In a test of the therapy against two aggressive lines of human pancreatic cancer cells in two different types of mice, researchers loaded the VISA system with a mutant version of a gene named Bik, which expresses a protein that naturally forces cancer cells to kill themselves. The team created the more lethal mutant and named it BikDD.

Untreated control mice in both experiments all died within 40 days. Mice treated with the mutant gene delivered via a less-targeted viral promoter driven expression system employing cytomegalovirus (CMV) all died within 90 days, most much earlier. In both trials, the VISA-BikDD mice lived longer, with at least half surviving for 14 months with no detectable sign of cancer recurrence.

The researchers tested both systems in the lab against all 13 human cell lines of pancreatic cancer available worldwide. BikDD killed cells in all lines, with the VISA-delivered gene destroying more cells in all but one case.

One test involved a pancreatic cancer line that spreads swiftly. In that case, live imaging showed that in control mice the cancer spread to the liver, spleen, kidneys, bladder, lungs, bone and intestines. Mice treated with the CMV BikDD showed only a few small tumors in nearby organs. There were no detectable metastases in mice treated with the VISA-BikDD combination, the authors report.

“All [conventional] cancer drugs have some toxicity and so cause side effects, which affects the dose that can be administered,” Hung says. The team looked for signs of acute systemic toxicity and of pancreatitis, a dangerous inflammation of the pancreas.

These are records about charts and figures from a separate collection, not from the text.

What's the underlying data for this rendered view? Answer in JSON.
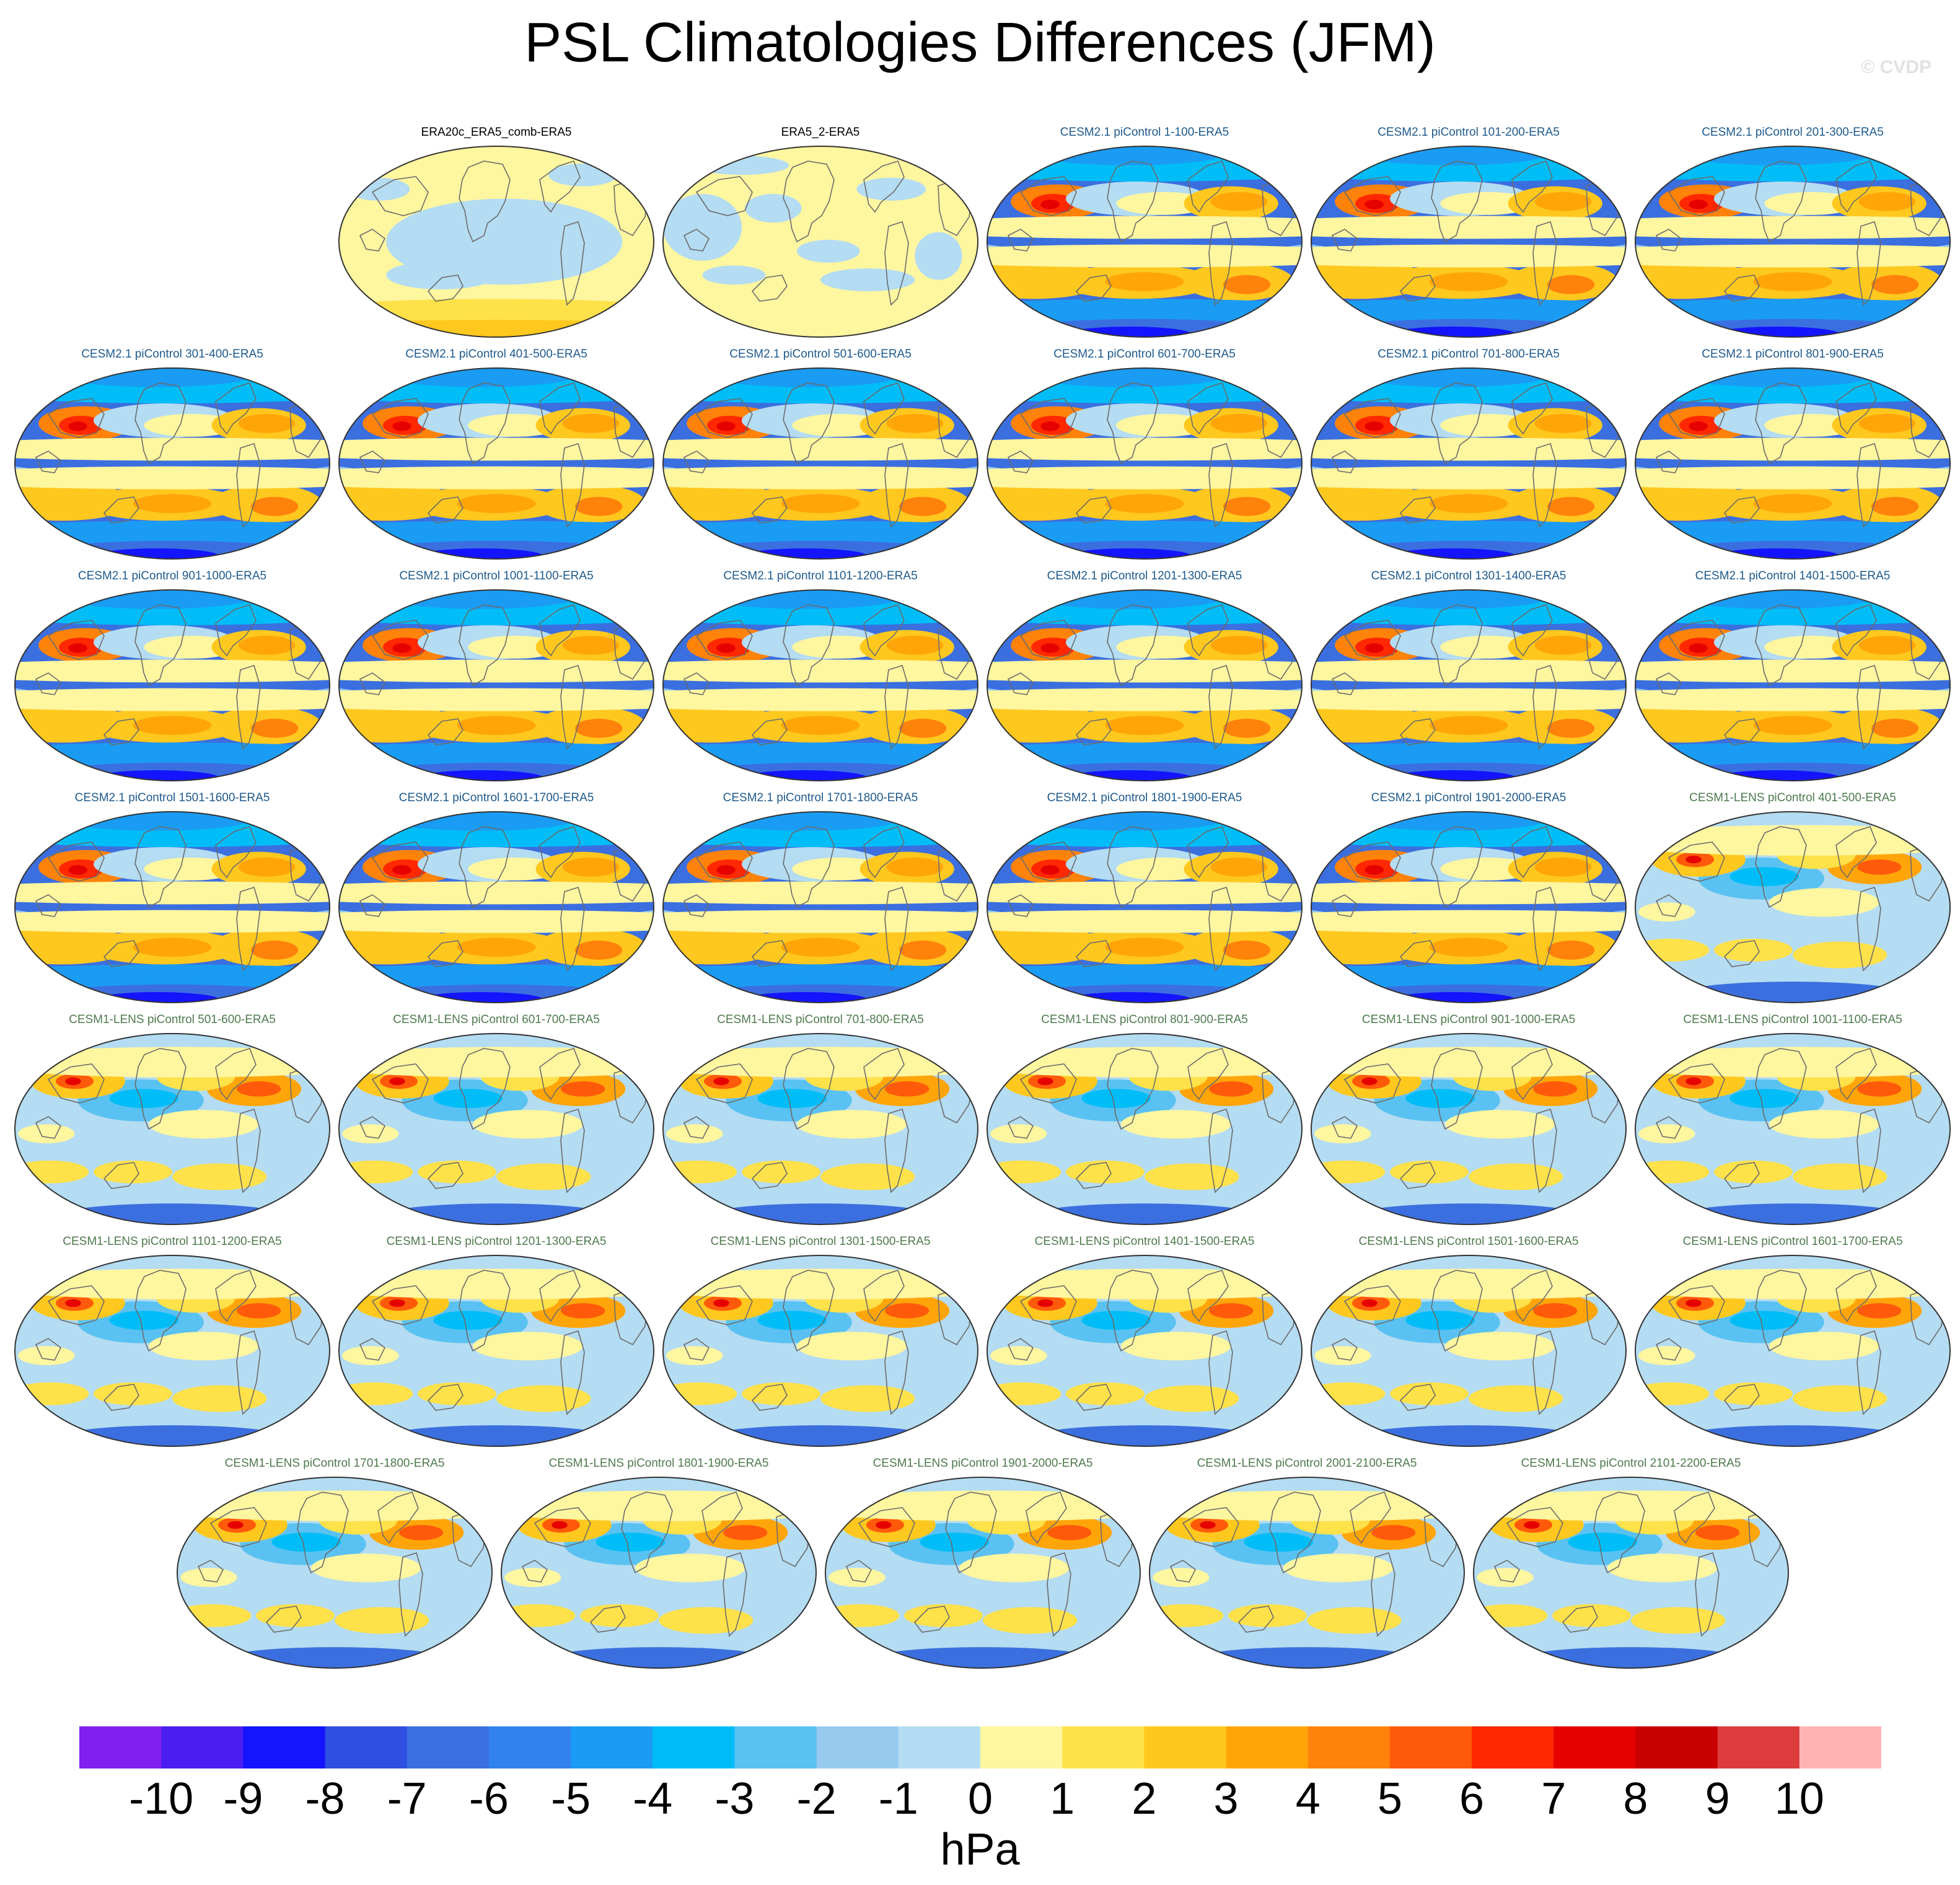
{
  "title": "PSL Climatologies Differences (JFM)",
  "watermark": "© CVDP",
  "chart_data": {
    "type": "heatmap",
    "description": "Grid of global map panels of sea level pressure climatology differences vs ERA5",
    "units": "hPa",
    "colorbar": {
      "boundaries": [
        -10,
        -9,
        -8,
        -7,
        -6,
        -5,
        -4,
        -3,
        -2,
        -1,
        0,
        1,
        2,
        3,
        4,
        5,
        6,
        7,
        8,
        9,
        10
      ],
      "tick_labels": [
        "-10",
        "-9",
        "-8",
        "-7",
        "-6",
        "-5",
        "-4",
        "-3",
        "-2",
        "-1",
        "0",
        "1",
        "2",
        "3",
        "4",
        "5",
        "6",
        "7",
        "8",
        "9",
        "10"
      ],
      "colors": [
        "#7f1ff0",
        "#4a1ef0",
        "#1414ff",
        "#2e4fe0",
        "#3b6fdf",
        "#3282ee",
        "#1a9cf4",
        "#00bdf8",
        "#5ac2f2",
        "#96caee",
        "#b4dcf2",
        "#fff6a0",
        "#ffe14a",
        "#ffc81e",
        "#ffa50a",
        "#ff820a",
        "#ff5a0a",
        "#ff2800",
        "#e60000",
        "#c80000",
        "#dc3c3c",
        "#ffb4b4"
      ]
    },
    "panels": [
      {
        "label": "ERA20c_ERA5_comb-ERA5",
        "group": "obs",
        "pattern": "era20c"
      },
      {
        "label": "ERA5_2-ERA5",
        "group": "obs",
        "pattern": "era5"
      },
      {
        "label": "CESM2.1 piControl 1-100-ERA5",
        "group": "cesm2",
        "pattern": "cesm2"
      },
      {
        "label": "CESM2.1 piControl 101-200-ERA5",
        "group": "cesm2",
        "pattern": "cesm2"
      },
      {
        "label": "CESM2.1 piControl 201-300-ERA5",
        "group": "cesm2",
        "pattern": "cesm2"
      },
      {
        "label": "CESM2.1 piControl 301-400-ERA5",
        "group": "cesm2",
        "pattern": "cesm2"
      },
      {
        "label": "CESM2.1 piControl 401-500-ERA5",
        "group": "cesm2",
        "pattern": "cesm2"
      },
      {
        "label": "CESM2.1 piControl 501-600-ERA5",
        "group": "cesm2",
        "pattern": "cesm2"
      },
      {
        "label": "CESM2.1 piControl 601-700-ERA5",
        "group": "cesm2",
        "pattern": "cesm2"
      },
      {
        "label": "CESM2.1 piControl 701-800-ERA5",
        "group": "cesm2",
        "pattern": "cesm2"
      },
      {
        "label": "CESM2.1 piControl 801-900-ERA5",
        "group": "cesm2",
        "pattern": "cesm2"
      },
      {
        "label": "CESM2.1 piControl 901-1000-ERA5",
        "group": "cesm2",
        "pattern": "cesm2"
      },
      {
        "label": "CESM2.1 piControl 1001-1100-ERA5",
        "group": "cesm2",
        "pattern": "cesm2"
      },
      {
        "label": "CESM2.1 piControl 1101-1200-ERA5",
        "group": "cesm2",
        "pattern": "cesm2"
      },
      {
        "label": "CESM2.1 piControl 1201-1300-ERA5",
        "group": "cesm2",
        "pattern": "cesm2"
      },
      {
        "label": "CESM2.1 piControl 1301-1400-ERA5",
        "group": "cesm2",
        "pattern": "cesm2"
      },
      {
        "label": "CESM2.1 piControl 1401-1500-ERA5",
        "group": "cesm2",
        "pattern": "cesm2"
      },
      {
        "label": "CESM2.1 piControl 1501-1600-ERA5",
        "group": "cesm2",
        "pattern": "cesm2"
      },
      {
        "label": "CESM2.1 piControl 1601-1700-ERA5",
        "group": "cesm2",
        "pattern": "cesm2"
      },
      {
        "label": "CESM2.1 piControl 1701-1800-ERA5",
        "group": "cesm2",
        "pattern": "cesm2"
      },
      {
        "label": "CESM2.1 piControl 1801-1900-ERA5",
        "group": "cesm2",
        "pattern": "cesm2"
      },
      {
        "label": "CESM2.1 piControl 1901-2000-ERA5",
        "group": "cesm2",
        "pattern": "cesm2"
      },
      {
        "label": "CESM1-LENS piControl 401-500-ERA5",
        "group": "lens",
        "pattern": "lens"
      },
      {
        "label": "CESM1-LENS piControl 501-600-ERA5",
        "group": "lens",
        "pattern": "lens"
      },
      {
        "label": "CESM1-LENS piControl 601-700-ERA5",
        "group": "lens",
        "pattern": "lens"
      },
      {
        "label": "CESM1-LENS piControl 701-800-ERA5",
        "group": "lens",
        "pattern": "lens"
      },
      {
        "label": "CESM1-LENS piControl 801-900-ERA5",
        "group": "lens",
        "pattern": "lens"
      },
      {
        "label": "CESM1-LENS piControl 901-1000-ERA5",
        "group": "lens",
        "pattern": "lens"
      },
      {
        "label": "CESM1-LENS piControl 1001-1100-ERA5",
        "group": "lens",
        "pattern": "lens"
      },
      {
        "label": "CESM1-LENS piControl 1101-1200-ERA5",
        "group": "lens",
        "pattern": "lens"
      },
      {
        "label": "CESM1-LENS piControl 1201-1300-ERA5",
        "group": "lens",
        "pattern": "lens"
      },
      {
        "label": "CESM1-LENS piControl 1301-1500-ERA5",
        "group": "lens",
        "pattern": "lens"
      },
      {
        "label": "CESM1-LENS piControl 1401-1500-ERA5",
        "group": "lens",
        "pattern": "lens"
      },
      {
        "label": "CESM1-LENS piControl 1501-1600-ERA5",
        "group": "lens",
        "pattern": "lens"
      },
      {
        "label": "CESM1-LENS piControl 1601-1700-ERA5",
        "group": "lens",
        "pattern": "lens"
      },
      {
        "label": "CESM1-LENS piControl 1701-1800-ERA5",
        "group": "lens",
        "pattern": "lens"
      },
      {
        "label": "CESM1-LENS piControl 1801-1900-ERA5",
        "group": "lens",
        "pattern": "lens"
      },
      {
        "label": "CESM1-LENS piControl 1901-2000-ERA5",
        "group": "lens",
        "pattern": "lens"
      },
      {
        "label": "CESM1-LENS piControl 2001-2100-ERA5",
        "group": "lens",
        "pattern": "lens"
      },
      {
        "label": "CESM1-LENS piControl 2101-2200-ERA5",
        "group": "lens",
        "pattern": "lens"
      }
    ]
  }
}
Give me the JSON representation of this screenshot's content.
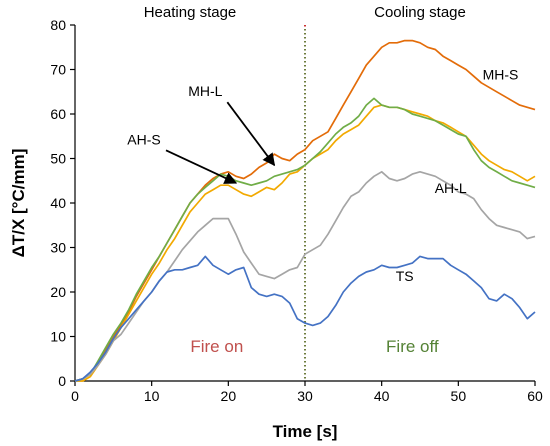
{
  "chart_data": {
    "type": "line",
    "xlabel": "Time [s]",
    "ylabel": "ΔT/X [°C/mm]",
    "xlim": [
      0,
      60
    ],
    "ylim": [
      0,
      80
    ],
    "xticks": [
      0,
      10,
      20,
      30,
      40,
      50,
      60
    ],
    "yticks": [
      0,
      10,
      20,
      30,
      40,
      50,
      60,
      70,
      80
    ],
    "grid": false,
    "legend": "none",
    "vertical_marker": {
      "x": 30,
      "style": "dotted",
      "colors": [
        "#c00000",
        "#548235"
      ]
    },
    "regions": [
      {
        "label": "Heating stage",
        "x_range": [
          0,
          30
        ]
      },
      {
        "label": "Cooling stage",
        "x_range": [
          30,
          60
        ]
      }
    ],
    "annotations": [
      {
        "text": "Fire on",
        "x": 18.5,
        "y": 6.5,
        "color": "#c0504d"
      },
      {
        "text": "Fire off",
        "x": 44,
        "y": 6.5,
        "color": "#548235"
      }
    ],
    "series": [
      {
        "name": "MH-S",
        "color": "#e36c09",
        "x": [
          0,
          1,
          2,
          3,
          4,
          5,
          6,
          7,
          8,
          9,
          10,
          11,
          12,
          13,
          14,
          15,
          16,
          17,
          18,
          19,
          20,
          21,
          22,
          23,
          24,
          25,
          26,
          27,
          28,
          29,
          30,
          31,
          32,
          33,
          34,
          35,
          36,
          37,
          38,
          39,
          40,
          41,
          42,
          43,
          44,
          45,
          46,
          47,
          48,
          49,
          50,
          51,
          52,
          53,
          54,
          55,
          56,
          57,
          58,
          59,
          60
        ],
        "values": [
          0,
          0.5,
          1.5,
          4,
          7,
          10,
          12.5,
          15.5,
          19,
          22,
          25,
          28,
          31,
          34,
          37,
          40,
          42,
          44,
          45.5,
          46.5,
          47,
          46,
          45.5,
          46.5,
          48,
          49,
          51,
          50,
          49.5,
          51,
          52,
          54,
          55,
          56,
          59,
          62,
          65,
          68,
          71,
          73,
          75,
          76,
          76,
          76.5,
          76.5,
          76,
          75,
          74.5,
          73,
          72,
          71,
          70,
          68.5,
          67,
          66,
          65,
          64,
          63,
          62,
          61.5,
          61
        ]
      },
      {
        "name": "MH-L",
        "color": "#f2a900",
        "x": [
          0,
          1,
          2,
          3,
          4,
          5,
          6,
          7,
          8,
          9,
          10,
          11,
          12,
          13,
          14,
          15,
          16,
          17,
          18,
          19,
          20,
          21,
          22,
          23,
          24,
          25,
          26,
          27,
          28,
          29,
          30,
          31,
          32,
          33,
          34,
          35,
          36,
          37,
          38,
          39,
          40,
          41,
          42,
          43,
          44,
          45,
          46,
          47,
          48,
          49,
          50,
          51,
          52,
          53,
          54,
          55,
          56,
          57,
          58,
          59,
          60
        ],
        "values": [
          0,
          0,
          1,
          3.5,
          6,
          9,
          12,
          15,
          18,
          21,
          24,
          26.5,
          29.5,
          32,
          35,
          38,
          40,
          42,
          43,
          44,
          44,
          43,
          42,
          41.5,
          42.5,
          43.5,
          43,
          44.5,
          46.5,
          47,
          48.5,
          50,
          51,
          52,
          54,
          55.5,
          56.5,
          57.5,
          59.5,
          61.5,
          62,
          61.5,
          61.5,
          61,
          60.5,
          60,
          59.5,
          58.5,
          58,
          57,
          56,
          55,
          53,
          51,
          49.5,
          48.5,
          47.5,
          47,
          46,
          45,
          46
        ]
      },
      {
        "name": "AH-S",
        "color": "#70ad47",
        "x": [
          0,
          1,
          2,
          3,
          4,
          5,
          6,
          7,
          8,
          9,
          10,
          11,
          12,
          13,
          14,
          15,
          16,
          17,
          18,
          19,
          20,
          21,
          22,
          23,
          24,
          25,
          26,
          27,
          28,
          29,
          30,
          31,
          32,
          33,
          34,
          35,
          36,
          37,
          38,
          39,
          40,
          41,
          42,
          43,
          44,
          45,
          46,
          47,
          48,
          49,
          50,
          51,
          52,
          53,
          54,
          55,
          56,
          57,
          58,
          59,
          60
        ],
        "values": [
          0,
          0.5,
          1.5,
          4.5,
          7.5,
          10.5,
          13,
          16,
          19.5,
          22.5,
          25.5,
          28,
          31,
          34,
          37,
          40,
          42,
          43.5,
          45,
          46.5,
          46,
          45,
          44.5,
          44,
          44.5,
          45,
          46,
          46.5,
          47,
          47.5,
          48.5,
          50,
          51.5,
          53.5,
          55.5,
          57,
          58,
          59.5,
          62,
          63.5,
          62,
          61.5,
          61.5,
          61,
          60,
          59.5,
          59,
          58.5,
          57.5,
          56.5,
          55.5,
          55,
          52,
          49.5,
          48,
          47,
          46,
          45,
          44.5,
          44,
          43.5
        ]
      },
      {
        "name": "AH-L",
        "color": "#a5a5a5",
        "x": [
          0,
          1,
          2,
          3,
          4,
          5,
          6,
          7,
          8,
          9,
          10,
          11,
          12,
          13,
          14,
          15,
          16,
          17,
          18,
          19,
          20,
          21,
          22,
          23,
          24,
          25,
          26,
          27,
          28,
          29,
          30,
          31,
          32,
          33,
          34,
          35,
          36,
          37,
          38,
          39,
          40,
          41,
          42,
          43,
          44,
          45,
          46,
          47,
          48,
          49,
          50,
          51,
          52,
          53,
          54,
          55,
          56,
          57,
          58,
          59,
          60
        ],
        "values": [
          0,
          0.5,
          1.5,
          3.5,
          6,
          9,
          10.5,
          13,
          15.5,
          18,
          20,
          22.5,
          24.5,
          27,
          29.5,
          31.5,
          33.5,
          35,
          36.5,
          36.5,
          36.5,
          33,
          29,
          26.5,
          24,
          23.5,
          23,
          24,
          25,
          25.5,
          28.5,
          29.5,
          30.5,
          33,
          36,
          39,
          41.5,
          42.5,
          44.5,
          46,
          47,
          45.5,
          45,
          45.5,
          46.5,
          47,
          46.5,
          46,
          45,
          44,
          42.5,
          42,
          41,
          38.5,
          36.5,
          35,
          34.5,
          34,
          33.5,
          32,
          32.5
        ]
      },
      {
        "name": "TS",
        "color": "#4472c4",
        "x": [
          0,
          1,
          2,
          3,
          4,
          5,
          6,
          7,
          8,
          9,
          10,
          11,
          12,
          13,
          14,
          15,
          16,
          17,
          18,
          19,
          20,
          21,
          22,
          23,
          24,
          25,
          26,
          27,
          28,
          29,
          30,
          31,
          32,
          33,
          34,
          35,
          36,
          37,
          38,
          39,
          40,
          41,
          42,
          43,
          44,
          45,
          46,
          47,
          48,
          49,
          50,
          51,
          52,
          53,
          54,
          55,
          56,
          57,
          58,
          59,
          60
        ],
        "values": [
          0,
          0.5,
          2,
          4,
          6.5,
          9.5,
          12,
          14,
          16,
          18,
          20,
          22.5,
          24.5,
          25,
          25,
          25.5,
          26,
          28,
          26,
          25,
          24,
          25,
          25.5,
          21,
          19.5,
          19,
          19.5,
          19,
          17.5,
          14,
          13,
          12.5,
          13,
          14.5,
          17,
          20,
          22,
          23.5,
          24.5,
          25,
          26,
          25.5,
          25.5,
          26,
          26.5,
          28,
          27.5,
          27.5,
          27.5,
          26,
          25,
          24,
          22.5,
          21,
          18.5,
          18,
          19.5,
          18.5,
          16.5,
          14,
          15.5
        ]
      }
    ],
    "series_labels": [
      {
        "text": "MH-S",
        "series": "MH-S",
        "x": 55.5,
        "y": 67.8
      },
      {
        "text": "AH-L",
        "series": "AH-L",
        "x": 49,
        "y": 42.2
      },
      {
        "text": "TS",
        "series": "TS",
        "x": 43,
        "y": 22.5
      },
      {
        "text": "MH-L",
        "series": "MH-L",
        "x": 17,
        "y": 64,
        "arrow_to": [
          26,
          48.5
        ]
      },
      {
        "text": "AH-S",
        "series": "AH-S",
        "x": 9,
        "y": 53.2,
        "arrow_to": [
          21,
          44.5
        ]
      }
    ]
  }
}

While the cytomegalovirus-BikDD showed signs of both toxicities, the authors report “VISA-BikDD produces virtually no systemically acute toxicity or acute pancreatitis.” Hung’s team continues research on their gene expression vehicle, VISA. “VISA is versatile enough that if you change the promoter, you could target other cancers or even other diseases,” Hung says.

Abbruzzese says any clinical trial will advance under a National Cancer Institute Specialized Programs of Research Excellence (SPORE) grant in pancreatic cancer. SPORE awards are designed to translate scientific findings into the clinic.

“There are no good options for pancreatic cancer patients now,” says Abbruzzese, “That’s why we are trying new approaches such as this one as part of SPORE.” M. D. Anderson, the source of this news story, has filed for a patent on VISA-BikDD, which has been licensed to Alchemgen Therapeutics Inc. (ATI).